The opportunity to work with like-minded groups of states is compelling, especially in an uncertain and competitive global context. But pursuing multilateral forums of this kind should be balanced against the risk that doing so will alienate and antagonize states that find themselves excluded. Reassuring those outside such frameworks that the intention is to enhance rather than diminish the prospects for broader cooperation will be essential. Groupings of democracies may serve as an important part of an overall strategy, but these should be pursued alongside inclusive multilateral institutions. The latter are also essential for managing the most pressing global concerns – whether the protection of human rights or tackling the demands around climate change, international trade and technology policy, and public health.

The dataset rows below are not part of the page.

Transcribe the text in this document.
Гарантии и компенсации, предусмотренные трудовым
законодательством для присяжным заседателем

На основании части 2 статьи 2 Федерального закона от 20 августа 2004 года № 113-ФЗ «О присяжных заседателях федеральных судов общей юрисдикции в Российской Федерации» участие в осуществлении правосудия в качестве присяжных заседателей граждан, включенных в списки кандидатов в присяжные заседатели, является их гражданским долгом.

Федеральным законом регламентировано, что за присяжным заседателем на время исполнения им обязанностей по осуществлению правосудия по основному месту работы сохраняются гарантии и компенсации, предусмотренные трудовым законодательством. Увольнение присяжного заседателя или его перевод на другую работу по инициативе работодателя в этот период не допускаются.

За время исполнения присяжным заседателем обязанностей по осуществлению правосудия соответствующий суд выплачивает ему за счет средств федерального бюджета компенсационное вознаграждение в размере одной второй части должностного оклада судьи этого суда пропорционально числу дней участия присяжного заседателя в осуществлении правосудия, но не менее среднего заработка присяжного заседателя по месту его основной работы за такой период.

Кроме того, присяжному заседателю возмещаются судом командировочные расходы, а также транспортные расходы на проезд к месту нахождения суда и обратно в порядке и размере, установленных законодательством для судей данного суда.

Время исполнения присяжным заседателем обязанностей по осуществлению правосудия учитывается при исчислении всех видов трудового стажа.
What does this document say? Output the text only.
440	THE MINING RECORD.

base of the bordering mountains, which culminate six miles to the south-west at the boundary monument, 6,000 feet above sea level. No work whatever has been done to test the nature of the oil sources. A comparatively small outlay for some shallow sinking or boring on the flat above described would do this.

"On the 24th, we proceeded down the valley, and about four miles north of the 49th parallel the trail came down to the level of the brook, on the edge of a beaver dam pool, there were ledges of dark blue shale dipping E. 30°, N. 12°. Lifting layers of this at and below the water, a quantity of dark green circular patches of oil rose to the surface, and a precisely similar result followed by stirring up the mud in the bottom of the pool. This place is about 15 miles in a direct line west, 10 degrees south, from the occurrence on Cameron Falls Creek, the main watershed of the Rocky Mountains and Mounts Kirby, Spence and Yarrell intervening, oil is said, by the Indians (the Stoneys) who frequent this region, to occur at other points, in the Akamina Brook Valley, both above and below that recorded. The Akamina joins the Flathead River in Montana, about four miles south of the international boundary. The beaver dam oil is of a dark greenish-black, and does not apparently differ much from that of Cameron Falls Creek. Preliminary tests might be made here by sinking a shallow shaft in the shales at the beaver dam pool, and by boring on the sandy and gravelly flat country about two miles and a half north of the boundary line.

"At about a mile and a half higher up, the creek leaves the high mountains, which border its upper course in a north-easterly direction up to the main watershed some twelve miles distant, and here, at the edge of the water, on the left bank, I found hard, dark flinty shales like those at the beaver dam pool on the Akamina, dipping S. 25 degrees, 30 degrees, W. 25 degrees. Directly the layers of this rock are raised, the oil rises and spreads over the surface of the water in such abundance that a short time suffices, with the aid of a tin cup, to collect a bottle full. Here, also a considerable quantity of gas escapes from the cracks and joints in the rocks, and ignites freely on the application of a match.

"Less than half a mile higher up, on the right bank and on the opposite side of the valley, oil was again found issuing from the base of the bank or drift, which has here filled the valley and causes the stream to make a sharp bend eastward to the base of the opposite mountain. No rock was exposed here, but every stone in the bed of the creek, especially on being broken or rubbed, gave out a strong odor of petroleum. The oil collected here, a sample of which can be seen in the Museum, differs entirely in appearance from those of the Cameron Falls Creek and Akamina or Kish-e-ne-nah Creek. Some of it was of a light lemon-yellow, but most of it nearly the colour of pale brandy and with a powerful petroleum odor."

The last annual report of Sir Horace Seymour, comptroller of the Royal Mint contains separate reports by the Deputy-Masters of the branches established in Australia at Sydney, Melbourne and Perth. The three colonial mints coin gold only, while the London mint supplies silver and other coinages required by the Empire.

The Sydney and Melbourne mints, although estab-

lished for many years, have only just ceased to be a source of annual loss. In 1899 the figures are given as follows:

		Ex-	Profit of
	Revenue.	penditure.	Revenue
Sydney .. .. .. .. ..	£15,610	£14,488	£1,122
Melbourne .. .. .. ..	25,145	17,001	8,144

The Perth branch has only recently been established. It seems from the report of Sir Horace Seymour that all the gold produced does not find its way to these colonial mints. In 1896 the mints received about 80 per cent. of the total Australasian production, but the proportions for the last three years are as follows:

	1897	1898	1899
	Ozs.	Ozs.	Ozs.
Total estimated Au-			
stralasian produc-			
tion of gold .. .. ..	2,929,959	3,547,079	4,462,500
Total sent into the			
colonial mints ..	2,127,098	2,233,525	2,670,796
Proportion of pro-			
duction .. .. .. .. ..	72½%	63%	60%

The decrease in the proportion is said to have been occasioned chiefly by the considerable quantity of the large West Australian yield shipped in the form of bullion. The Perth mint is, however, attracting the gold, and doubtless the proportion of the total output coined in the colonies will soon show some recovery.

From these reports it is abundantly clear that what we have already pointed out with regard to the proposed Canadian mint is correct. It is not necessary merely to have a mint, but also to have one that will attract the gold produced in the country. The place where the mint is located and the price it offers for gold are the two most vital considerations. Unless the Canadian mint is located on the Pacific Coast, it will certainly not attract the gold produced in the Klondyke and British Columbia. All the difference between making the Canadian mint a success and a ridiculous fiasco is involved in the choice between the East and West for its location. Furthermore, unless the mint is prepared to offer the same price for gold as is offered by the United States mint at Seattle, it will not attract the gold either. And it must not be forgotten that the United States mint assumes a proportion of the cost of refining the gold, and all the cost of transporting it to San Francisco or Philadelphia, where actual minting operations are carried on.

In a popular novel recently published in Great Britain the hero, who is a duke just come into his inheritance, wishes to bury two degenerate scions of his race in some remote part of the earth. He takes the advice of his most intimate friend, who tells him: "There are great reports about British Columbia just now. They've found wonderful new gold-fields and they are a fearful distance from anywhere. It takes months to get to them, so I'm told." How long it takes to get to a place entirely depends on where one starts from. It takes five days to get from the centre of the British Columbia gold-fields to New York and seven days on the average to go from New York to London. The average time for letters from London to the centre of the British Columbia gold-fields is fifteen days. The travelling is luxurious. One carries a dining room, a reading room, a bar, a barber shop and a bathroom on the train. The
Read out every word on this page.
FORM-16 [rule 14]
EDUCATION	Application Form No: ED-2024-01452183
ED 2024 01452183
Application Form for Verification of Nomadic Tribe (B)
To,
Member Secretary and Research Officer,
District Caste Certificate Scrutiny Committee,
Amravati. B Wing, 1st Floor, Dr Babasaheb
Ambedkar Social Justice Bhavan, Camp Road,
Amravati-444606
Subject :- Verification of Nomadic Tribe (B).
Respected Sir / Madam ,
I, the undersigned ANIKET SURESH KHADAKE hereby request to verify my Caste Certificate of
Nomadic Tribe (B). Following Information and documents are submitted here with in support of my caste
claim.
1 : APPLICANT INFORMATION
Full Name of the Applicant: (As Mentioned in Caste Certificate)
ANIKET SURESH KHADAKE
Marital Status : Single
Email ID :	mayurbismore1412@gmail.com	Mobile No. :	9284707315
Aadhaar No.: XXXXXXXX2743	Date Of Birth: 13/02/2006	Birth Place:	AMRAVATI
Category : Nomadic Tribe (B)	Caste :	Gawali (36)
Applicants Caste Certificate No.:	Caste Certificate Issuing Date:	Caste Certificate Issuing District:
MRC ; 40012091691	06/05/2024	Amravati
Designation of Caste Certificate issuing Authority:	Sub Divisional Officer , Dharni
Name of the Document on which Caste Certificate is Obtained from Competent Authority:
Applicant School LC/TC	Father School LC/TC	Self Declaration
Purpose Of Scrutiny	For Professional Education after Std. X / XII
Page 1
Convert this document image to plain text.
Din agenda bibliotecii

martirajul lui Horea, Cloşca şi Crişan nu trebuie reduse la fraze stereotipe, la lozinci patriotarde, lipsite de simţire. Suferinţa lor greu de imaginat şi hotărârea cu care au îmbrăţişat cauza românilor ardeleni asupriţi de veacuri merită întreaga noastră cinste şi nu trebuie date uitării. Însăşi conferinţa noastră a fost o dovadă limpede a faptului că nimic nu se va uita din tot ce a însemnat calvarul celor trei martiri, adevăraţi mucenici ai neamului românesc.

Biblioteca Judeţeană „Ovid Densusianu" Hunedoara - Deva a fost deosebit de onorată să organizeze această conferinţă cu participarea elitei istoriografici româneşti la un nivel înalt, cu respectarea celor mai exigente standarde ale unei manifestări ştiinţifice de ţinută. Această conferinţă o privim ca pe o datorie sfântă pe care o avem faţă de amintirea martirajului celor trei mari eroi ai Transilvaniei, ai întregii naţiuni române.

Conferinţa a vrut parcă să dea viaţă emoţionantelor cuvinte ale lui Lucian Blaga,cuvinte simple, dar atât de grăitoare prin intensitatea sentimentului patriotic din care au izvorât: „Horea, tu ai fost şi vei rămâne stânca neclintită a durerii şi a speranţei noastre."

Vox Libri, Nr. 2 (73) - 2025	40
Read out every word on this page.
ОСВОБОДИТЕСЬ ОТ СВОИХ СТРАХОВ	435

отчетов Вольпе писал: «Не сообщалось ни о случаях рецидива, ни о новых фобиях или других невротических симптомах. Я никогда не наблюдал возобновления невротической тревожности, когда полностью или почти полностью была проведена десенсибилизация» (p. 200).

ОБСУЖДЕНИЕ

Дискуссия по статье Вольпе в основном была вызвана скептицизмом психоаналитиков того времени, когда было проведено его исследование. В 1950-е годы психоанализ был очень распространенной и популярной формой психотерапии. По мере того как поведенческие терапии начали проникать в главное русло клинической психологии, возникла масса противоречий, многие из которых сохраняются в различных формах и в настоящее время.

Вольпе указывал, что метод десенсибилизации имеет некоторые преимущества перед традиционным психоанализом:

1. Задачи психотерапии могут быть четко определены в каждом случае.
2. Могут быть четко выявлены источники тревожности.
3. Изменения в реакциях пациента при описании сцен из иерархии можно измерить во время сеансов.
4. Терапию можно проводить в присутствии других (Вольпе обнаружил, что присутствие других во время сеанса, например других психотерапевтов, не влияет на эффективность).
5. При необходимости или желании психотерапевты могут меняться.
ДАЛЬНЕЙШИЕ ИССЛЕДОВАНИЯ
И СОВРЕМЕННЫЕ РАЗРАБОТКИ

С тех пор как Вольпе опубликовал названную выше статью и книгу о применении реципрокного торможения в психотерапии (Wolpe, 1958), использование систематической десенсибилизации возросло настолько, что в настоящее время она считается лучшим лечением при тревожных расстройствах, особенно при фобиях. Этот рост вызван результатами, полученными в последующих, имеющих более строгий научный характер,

Regardless who sits in the White House over the coming four years, the next stage of US global engagement is likely to see a renewed focus on values. A robust and articulate embrace of democracy and human rights would be welcomed by America’s allies and also by many civil society organizations in states where democracy is receding, and would send a strong signal to adversaries as well as allies that the US is ‘back’.
As human rights and democracy are elevated in US foreign policy, this will also lead to intense scrutiny of the US’s record at home. So it is critical that the next administration should seek to rebuild unity, address racial injustice and reduce deep-rooted inequalities among its own citizens. The failure to do this will bolster charges of hypocrisy, and further compromise the US’s global standing and influence in the years ahead. As always, foreign policy begins at home.
Concluding thoughts
Structural change in the international system compels America to think in new ways about its role in the world. The US is now confronted by a rising China whose political system and domestic values diverge radically from its own, and from those of many of its closest democratic partners and allies. This creates a potentially dangerous and challenging environment at a time when the need to find forward-looking solutions for common global challenges is urgent.
It is imperative that the US work closely with its European partners, and that it extend this cooperation beyond the transatlantic space to also include other democracies that will be critical in managing China’s rise, especially Japan, South Korea, India and Australia. This is both necessary and fitting in a world where power is diffused but challenges are global and the upholding of shared values is vital. Ensuring that liberal values are fully integrated and clearly articulated is essential, and this will require the US and its democratic partners to hold each other accountable on these values. But this must happen alongside efforts to achieve internationally agreed goals on climate change, to recommit to multilateral cooperation on health, and to ensure sustainable and inclusive global growth.
Ensuring that liberal values are fully integrated and clearly articulated is essential, and this will require the US and its democratic partners to hold each other accountable on these values.
It will also be critical that the US works closely with its democratic partners to devise and enable realistic, attractive and competitive alternatives to help meet the security and economic needs of states and peoples across the Middle East, Latin America and Africa. Success on this dimension will depend, vitally, on the ability of the US and its democratic partners to offer and enable realistic and effective alternatives that also reflect the standards and values they embrace at home.
Managing these global challenges will have a critical impact on national and international peace, security and prosperity. These are not neutral domains or value-free zones: human rights and values – including individual freedoms and privacy – are at the core of each of these. The COVID-19 pandemic has underscored – at often shocking scale – the urgent need for competent state interventions and capable leadership. It has heightened awareness, too, of the need to ensure that state intervention is infused with respect for individual rights.